Et pour les entreprises ? L’offre B2B de Versatel (connexions dédiées, MPLS, interconnexion data centers) combinée au réseau mobile 1&1 pourrait donner naissance à des solutions de connectivité privée 5G + fibre très compétitives.
Et les concurrents dans tout ça ?
Deutsche Telekom, Vodafone et Telefonica Germany risquent de grincer des dents. Ils utilisaient tous, à des degrés divers, le réseau Versatel pour leurs propres besoins de transport ou pour desservir certains clients entreprise.
Maintenant que ce réseau appartient à leur concurrent direct, deux scénarios possibles : soit 1&1 maintient l’ouverture (peu probable à long terme), soit les trois historiques vont devoir accélérer encore leurs propres déploiements fibre… ou payer plus cher.

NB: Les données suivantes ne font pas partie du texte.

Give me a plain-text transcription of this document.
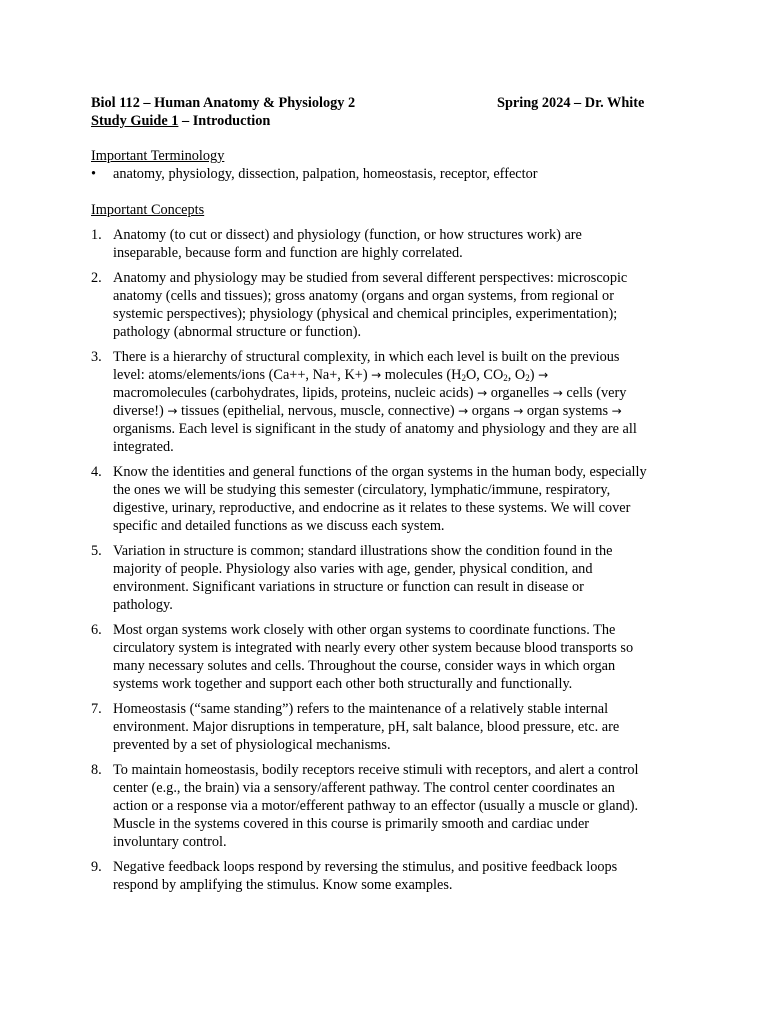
Biol 112 – Human Anatomy & Physiology 2	Spring 2024 – Dr. White
Study Guide 1 – Introduction
Important Terminology
• anatomy, physiology, dissection, palpation, homeostasis, receptor, effector
Important Concepts
1. Anatomy (to cut or dissect) and physiology (function, or how structures work) are
inseparable, because form and function are highly correlated.
2. Anatomy and physiology may be studied from several different perspectives: microscopic
anatomy (cells and tissues); gross anatomy (organs and organ systems, from regional or
systemic perspectives); physiology (physical and chemical principles, experimentation);
pathology (abnormal structure or function).
3. There is a hierarchy of structural complexity, in which each level is built on the previous
level: atoms/elements/ions (Ca++, Na+, K+) → molecules ($H_2O$, $CO_2$, $O_2$) →
macromolecules (carbohydrates, lipids, proteins, nucleic acids) → organelles → cells (very
diverse!) → tissues (epithelial, nervous, muscle, connective) → organs → organ systems →
organisms. Each level is significant in the study of anatomy and physiology and they are all
integrated.
4. Know the identities and general functions of the organ systems in the human body, especially
the ones we will be studying this semester (circulatory, lymphatic/immune, respiratory,
digestive, urinary, reproductive, and endocrine as it relates to these systems. We will cover
specific and detailed functions as we discuss each system.
5. Variation in structure is common; standard illustrations show the condition found in the
majority of people. Physiology also varies with age, gender, physical condition, and
environment. Significant variations in structure or function can result in disease or
pathology.
6. Most organ systems work closely with other organ systems to coordinate functions. The
circulatory system is integrated with nearly every other system because blood transports so
many necessary solutes and cells. Throughout the course, consider ways in which organ
systems work together and support each other both structurally and functionally.
7. Homeostasis (“same standing”) refers to the maintenance of a relatively stable internal
environment. Major disruptions in temperature, pH, salt balance, blood pressure, etc. are
prevented by a set of physiological mechanisms.
8. To maintain homeostasis, bodily receptors receive stimuli with receptors, and alert a control
center (e.g., the brain) via a sensory/afferent pathway. The control center coordinates an
action or a response via a motor/efferent pathway to an effector (usually a muscle or gland).
Muscle in the systems covered in this course is primarily smooth and cardiac under
involuntary control.
9. Negative feedback loops respond by reversing the stimulus, and positive feedback loops
respond by amplifying the stimulus. Know some examples.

Dans les deux cas, c’est une bonne nouvelle pour l’accélération du déploiement fibre en Allemagne.
Un modèle qui pourrait inspirer ailleurs en Europe
Ce que vient de faire 1&1 ressemble furieusement à ce qu’a réalisé Free en France il y a quinze ans : devenir opérateur mobile pour forcer la concurrence, puis internaliser massivement la fibre pour écraser les coûts.
En Espagne, MásMóvil a suivi une trajectoire comparable. En Italie, Iliad négocie actuellement des accords fibre. Partout en Europe, les opérateurs « challengers » cherchent à répliquer ce modèle d’intégration verticale.
Le rachat de Versatel pourrait bien devenir le cas d’école du prochain cycle d’investissement télécom en Europe.
Ce 4 décembre 2025, 1&1 ne s’est pas contenté d’acheter une entreprise. Il a pris le contrôle de son destin infrastructurel. Et dans les télécoms, celui qui maîtrise la fibre et les antennes maîtrise aussi l’avenir. La suite promet d’être passionnante.